Anıtkabir’de Ata’nın huzurunda gözyaşlarını tutamayan Ürdün Kralı Abdullah’la yıllar önce zamanın Genelkurmay Başkanı İsmail Hakkı Karadayı tarafından tanıştırıldığımızı özellikle not etmemiz icap ediyor.
Amman askeri havaalanında tanıştığımız Abdullah, o zaman Ürdün Özel Güçleri, bir yerde İstihbarat Teşkilatı’nın komutanlığını üstlenmişti. Beraber fotoğrafımız ve Kral Abdullah’ın Türk Milletine mesajı Sabah Gazetesi’nde yer almıştı.
1993’te Filistin asıllı Rania el Abdullah ile evlenen Abdullah’ın 4 çocuğu bulunuyor. Son düğününde hazır bulunduğumuz babası Kral Hüseyin, veliaht prens olan kardeşi Hasan’ı gözden çıkararak, 25 Ocak 1999’da Abdullah’ı veliaht prens ilan etmişti.
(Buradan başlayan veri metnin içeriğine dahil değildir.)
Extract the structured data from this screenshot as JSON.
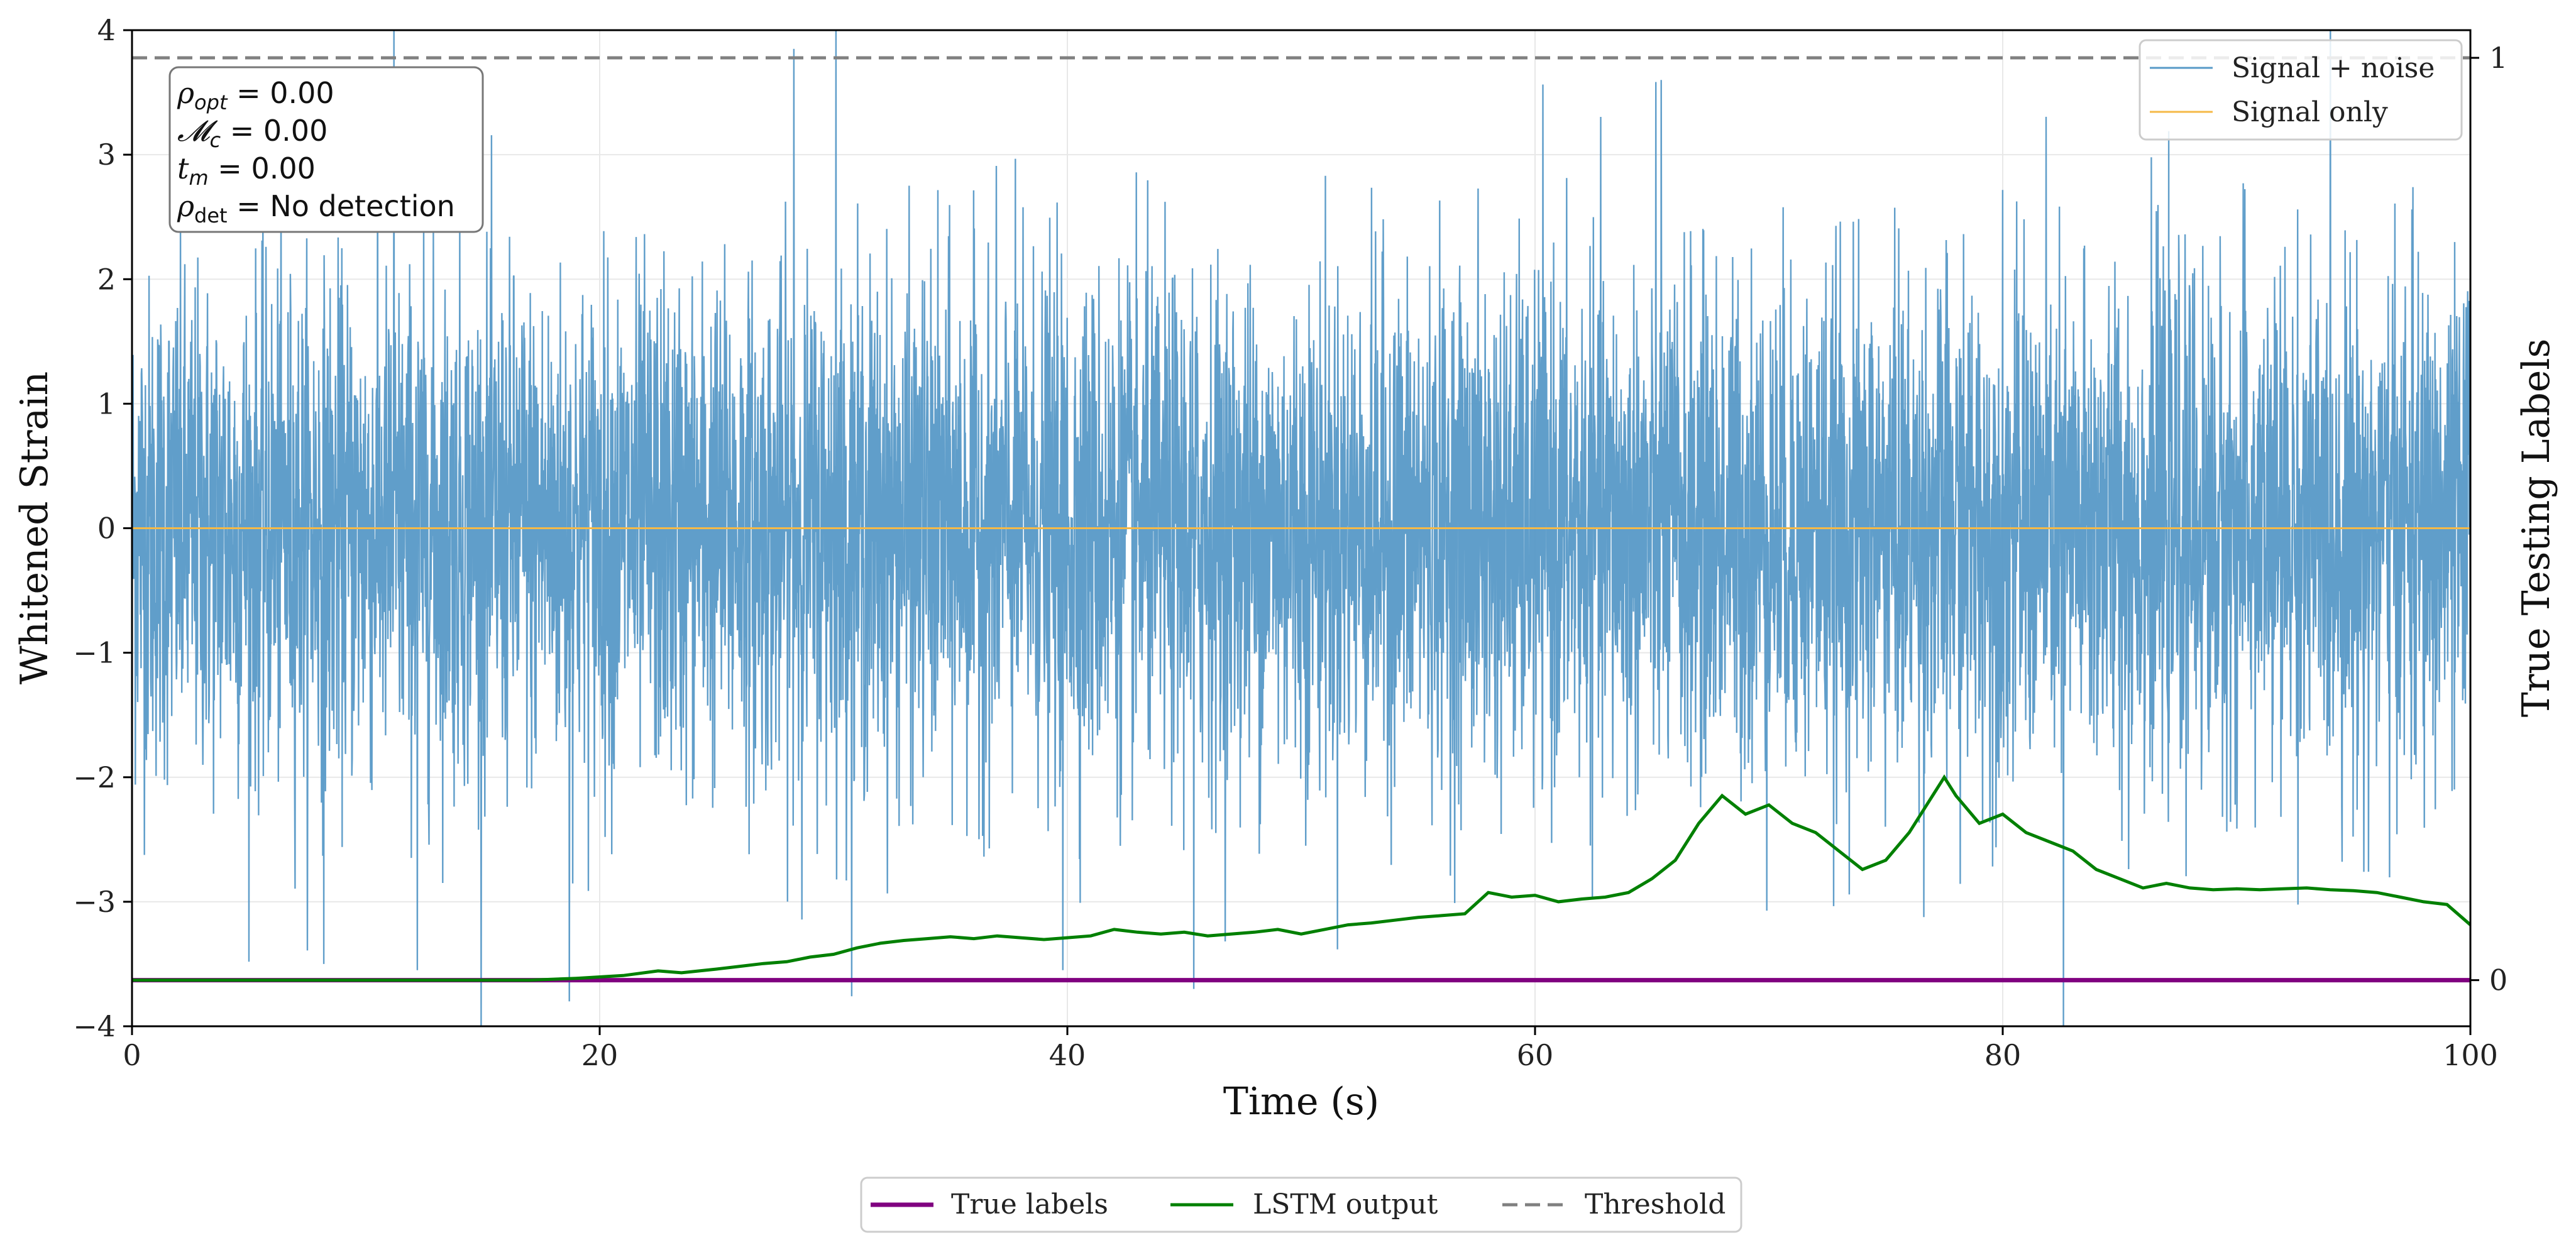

7 Şubat 1999’da babasının ölümünden hemen sonra görevine başlayan Abdullah, döneminde Ürdün, Orta Doğu’daki kilit pozisyonunu korumayı sürdürdüğü hatırlanıyor. Filistin sorunu konusunda Filistin, İsrail ve ABD arasında pek çok kez arabuluculuk girişiminde bulunduğu da biliniyor. Ne var ki, babası döneminde sürdürülen ABD ve Batı’ya yakın politikaları genç Kralın devam ettirmesi, Arap dünyası ve Ürdün için de ağır eleştiriler almasına hâlâ neden oluyor.
Kral Abdullah’ın Türkiye’yi resmen ziyaret edişinin ve çeşitli jestlerde bulunmasının temelinde, hem tarihi nedenler hem de “Arap Baharı” korkusu bulunuyor. Çünkü, ABD’nin desteğine ve İsrail’in uzlaşmasına rağmen, Ürdün daima tehlikelerin odağında yer alıyor. Üstelik, aşırı dinci grupların dinmeyen kargaşa iştahları Ürdün’ü öteden beri rahatsız ediyor. Anlaşılan odur ki; koltuğu radikal İslamcı dalga tehdidi altındaki Ürdün Kralı, İslam dünyası Batı’yla arasındaki yüzyılı kapatma imkânı ve ilhamını veren lider önünde saygı duruşuna gözyaşı dökmesini tarihi bilenler yadırgamıyor. Kaldı ki Atatürk’ün, genç kralın dedesi Kral I. Abdullah’ı samimiyetle ağırlayıp, bazı telkin ve tavsiyelerde bulunduğu da belirtiliyor. Aslında dede I. Abdullah, baba Hüseyin ve Kral II. Abdullah, daha doğrusu “Haşimi Hanedanlığı” nın en üst düzey mensupları yıllarca Türk Milleti tarafından, sevilip sayılıyor. Zaten, Ürdün özellikle başkent Amman’da Türk sevgisi ve Osmanlı izleri günümüze kadar uzuyor.